3 Accounting Coach. “What is the self-employed person’s FICA tax rate for 2018?” https://www.accountingcoach.com/blog/what-is-the-self-employed-persons-fica-tax-rate-this-year. Accessed May 29, 2018.
4 MoneyTips.com. Jan. 19, 2018. “Top 15 Tax Deductions For The Self-Employed.” https://www.moneytips.com/top-15-tax-deductions-for-the-self-employed. Accessed May 29, 2018.
5 Ibid.
6 Ibid.
7 Ibid.
8 Ibid.
9 Ibid.
10 Ibid.

Planning Tip

Pass-Through Business Deduction

Small sole-proprietorship business owners, partnerships and S-Corp filers could see a significant change in next year’s tax return. Companies structured to receive pass-through income could benefit from a new deduction, enabling certain small business owners to potentially reduce their taxable income by an additional 20 percent.1

The new rule applies to business owners whose taxable income is:2

  • Less than $157,500 (individuals)
  • Less than $315,000 (married couple)

Above these thresholds, the deduction is phased out for people who own a “service business” (e.g., health, law, accounting, actuarial science, performing arts, consulting, athletics, financial services and brokerage services). The pass-through deduction is not available for service business owners with taxable income above $415,000 (if married) and $207,500 (for singles).3

For nonservice providers above the thresholds, how the deduction is determined (or even if it is available) depends on several different factors.4

1 David Flores Wilson. Investopedia.
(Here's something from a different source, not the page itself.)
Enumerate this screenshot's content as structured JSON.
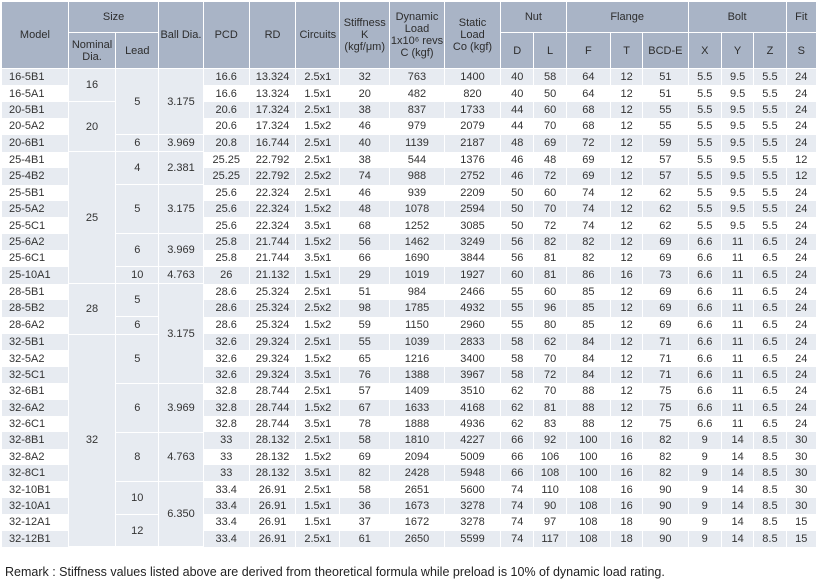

April 24, 2018. “7 Ways the New Tax Law May Impact You.” https://www.investopedia.com/advisor-network/articles/7-ways-new-tax-law-may-impact-you/. Accessed May 29, 2018.
2 Stephen Fishman. NOLO. “The 20% Pass-Through Tax Deduction for Business Owners.” https://www.nolo.com/legal-encyclopedia/the-new-pass-through-tax-deduction.html. Accessed June 18, 2018.
3 Ibid.
4 Ibid.

The content provided in this newsletter is designed to provide general information on the subjects covered. Neither our firm nor its agents or representatives may give tax advice. Be sure to speak with a qualified professional about your unique situation.